How can health IT improve security and restore trust?
We know healthcare facilities are being bombarded with cyberattacks, and we know there’s skepticism about existing security tactics. So what can health IT do to address these issues? It has to start with visibility. Trust and confidence are gained by having insights and knowledge at your fingertips. Information is empowering, and it allows IT professionals to make smarter decisions and address key issues. As health IT gets more complex – from connected devices to hybrid infrastructure – IT workers need to know what’s happening, when it’s happening, and why it’s happening. Otherwise, they’ll be trying to control systems blind
No one knows when the next big breach or vulnerability is coming, but I can tell you that it will involve communications between systems that are not supposed to be communicating at all. To succeed under those circumstances, it’s time for healthcare to realize that visibility isn’t a “nice to have,” it’s a “must-have.” The best thing that health IT professionals can do is find solutions that allow them to see – down to the transaction level – what’s happening across healthcare IT and clinical systems in real time. Now more than ever, IT staff need tools that can do things like discover applications and devices automatically, and rapid identify anomalies in IT and clinical workflows.
The first step in obtaining the right level visibility is first identifying which systems will either land you in the news, on krebs.com, or result in you getting fined in the event that they are breached. I understand that hospitals have sensitive data traversing multiple places, but we can at least start with where the crown jewels are, such as databases where PHI is stored and the systems that provide transit for them. Getting an adequate inventory of all of your high-risk systems will make your life considerably easier. It is entirely possible that the needed visibility within an environment of several hundred systems can be easily distilled into monitoring a few dozen systems that house sensitive data. The key here is not to start from the top-down but from the ground-up. Identify key systems that house critical data, then look into the ingress and egress of those systems. A common theme taking shape for cyber security is simplifying the task(s) associated with it. Simplicity starts with visibility, it doesn’t get much simpler than knowing, at the packet level, who is talking to who.
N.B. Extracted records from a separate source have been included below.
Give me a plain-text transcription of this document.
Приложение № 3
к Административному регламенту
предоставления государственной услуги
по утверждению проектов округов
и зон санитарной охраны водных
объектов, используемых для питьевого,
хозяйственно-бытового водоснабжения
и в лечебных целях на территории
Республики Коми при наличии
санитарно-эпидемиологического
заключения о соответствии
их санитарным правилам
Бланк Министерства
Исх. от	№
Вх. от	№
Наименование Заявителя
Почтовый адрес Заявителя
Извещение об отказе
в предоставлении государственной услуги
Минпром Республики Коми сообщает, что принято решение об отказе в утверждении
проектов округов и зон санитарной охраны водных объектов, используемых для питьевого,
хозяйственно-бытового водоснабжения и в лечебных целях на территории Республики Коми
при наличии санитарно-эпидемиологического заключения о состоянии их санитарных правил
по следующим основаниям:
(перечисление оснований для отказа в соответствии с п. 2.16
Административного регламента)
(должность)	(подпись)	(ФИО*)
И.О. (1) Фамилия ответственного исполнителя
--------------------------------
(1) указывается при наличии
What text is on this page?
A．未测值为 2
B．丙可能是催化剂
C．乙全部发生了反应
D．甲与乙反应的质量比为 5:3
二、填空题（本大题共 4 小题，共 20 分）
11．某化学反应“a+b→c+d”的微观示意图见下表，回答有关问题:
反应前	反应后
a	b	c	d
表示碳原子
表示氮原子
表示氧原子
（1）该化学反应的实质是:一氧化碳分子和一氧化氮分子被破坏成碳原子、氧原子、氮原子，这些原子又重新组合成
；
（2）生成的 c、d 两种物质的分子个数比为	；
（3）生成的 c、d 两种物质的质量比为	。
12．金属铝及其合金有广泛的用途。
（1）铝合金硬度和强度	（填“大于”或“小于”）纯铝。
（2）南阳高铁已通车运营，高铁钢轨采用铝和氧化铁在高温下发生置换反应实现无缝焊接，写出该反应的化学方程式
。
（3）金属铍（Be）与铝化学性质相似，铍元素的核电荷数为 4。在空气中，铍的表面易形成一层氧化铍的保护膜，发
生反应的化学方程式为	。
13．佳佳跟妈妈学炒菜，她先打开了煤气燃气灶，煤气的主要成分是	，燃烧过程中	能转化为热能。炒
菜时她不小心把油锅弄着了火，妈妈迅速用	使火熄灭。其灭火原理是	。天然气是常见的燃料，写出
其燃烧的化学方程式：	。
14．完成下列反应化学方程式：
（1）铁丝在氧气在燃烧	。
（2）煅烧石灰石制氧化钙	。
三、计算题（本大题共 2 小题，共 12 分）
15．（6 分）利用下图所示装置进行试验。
True visibility into and understanding of the interplay between critical systems has another advantage: it allows IT to run leaner. Many of the healthcare organizations I’ve worked with have, at least in part, implemented lean practices, and insight is critical to supporting those initiatives. For overworked health IT teams, this can make all the difference.
Think of it this way, most infrastructure today is akin to a dark parking garage. That lack of visibility would lead the average person to have less confidence and trust that the garage is safe. The same goes for health IT. CISOs and CIOs don’t lose sleep over the systems they know about. They lose sleep over the systems they aren’t aware of. To keep data, systems, and patients safe, you need to be able to see what’s going on across your environment in real time. For health IT, it’s time to bring everything into the light.